Кто-то должен был овладеть движением. И после горячих споров, после проявления некоторой растерянности и нерешительности эту роль приняла на себя Государственная Дума, выделив из своей среды «Комитет Государственной Думы»,[15 - М. В. Родзянко. Н. В. Некрасов. А. И. Коновалов. И. И. Дмитрюков. А. Ф. Керенский. В. В. Шульгин. С. И. Шидловский. П. Н. Милюков. М. А. Караулов. В. Н. Львов. В. А. Ржевский. М. С. Чхеидзе, который отказался, предпочитая председательствование в совете рабочих депутатов. Потом вступил Б. Энгельгардт.] который в таких осторожных выражениях объявил 27 февраля о существе своего назначения:
«Временный комитет членов Государственной Думы при тяжелых условиях внутренней разрухи, вызванной мерами старого правительства, нашел себя вынужденным взять в свои руки восстановление государственного и общественного порядка… Комитет выражает уверенность, что население и армия помогут ему в трудной задаче создания нового правительства, соответствующего желаниям населения и могущего пользоваться его доверием».

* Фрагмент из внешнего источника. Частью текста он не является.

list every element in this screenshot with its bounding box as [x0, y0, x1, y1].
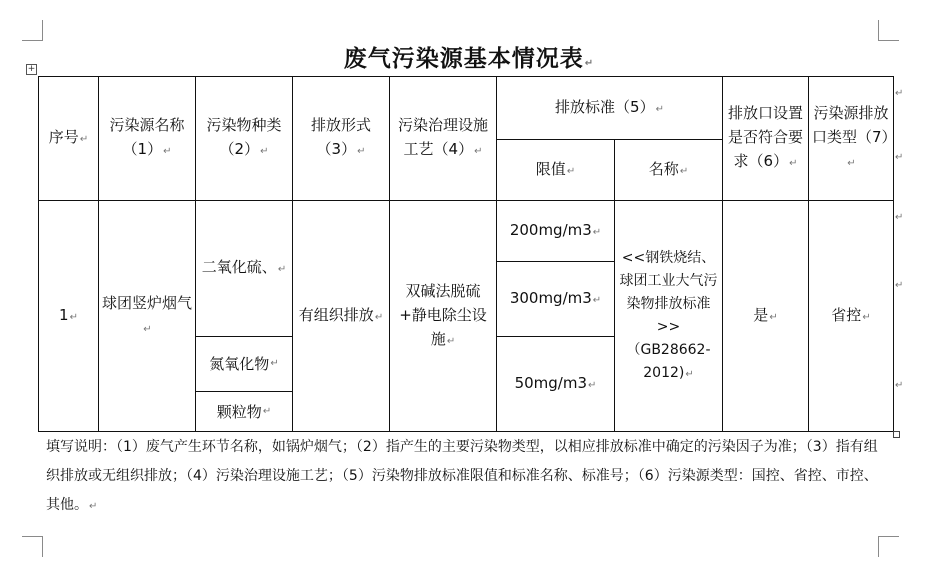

Центром политической жизни страны стала Дума, которая, несомненно, к тому времени, после патриотической и национальной борьбы ее против ненавистного народу правительства, после большой и плодотворной работы в интересах армии, пользовалась широким признанием во всей стране и армии. Никто другой не мог стать во главе движения. Никто другой не мог получить такое доверие страны и такое быстрое и полное признание верховной властью, как власть, исходившая из недр Государственной Думы. Это обстоятельство отлично было учтено Петроградским советом рабочих депутатов, который тогда еще не претендовал на официальное возглавление российского правительства. Такое отношение тогда к Государственной Думе породило иллюзию «всенародности» Временного правительства, ею созданного.
Поэтому, наряду с частями, смешавшимися с вооруженной толпой и громившими все, что слишком резко напоминало старую власть, наряду с отрядами, оставшимися ей верными и оказавшими сопротивление, к Таврическому дворцу стали подходить войсковые части с командирами и офицерами, с музыкой и знаменами, и по всем правилам старого ритуала приветствовали новую власть в лице председателя Государственной Думы Родзянко.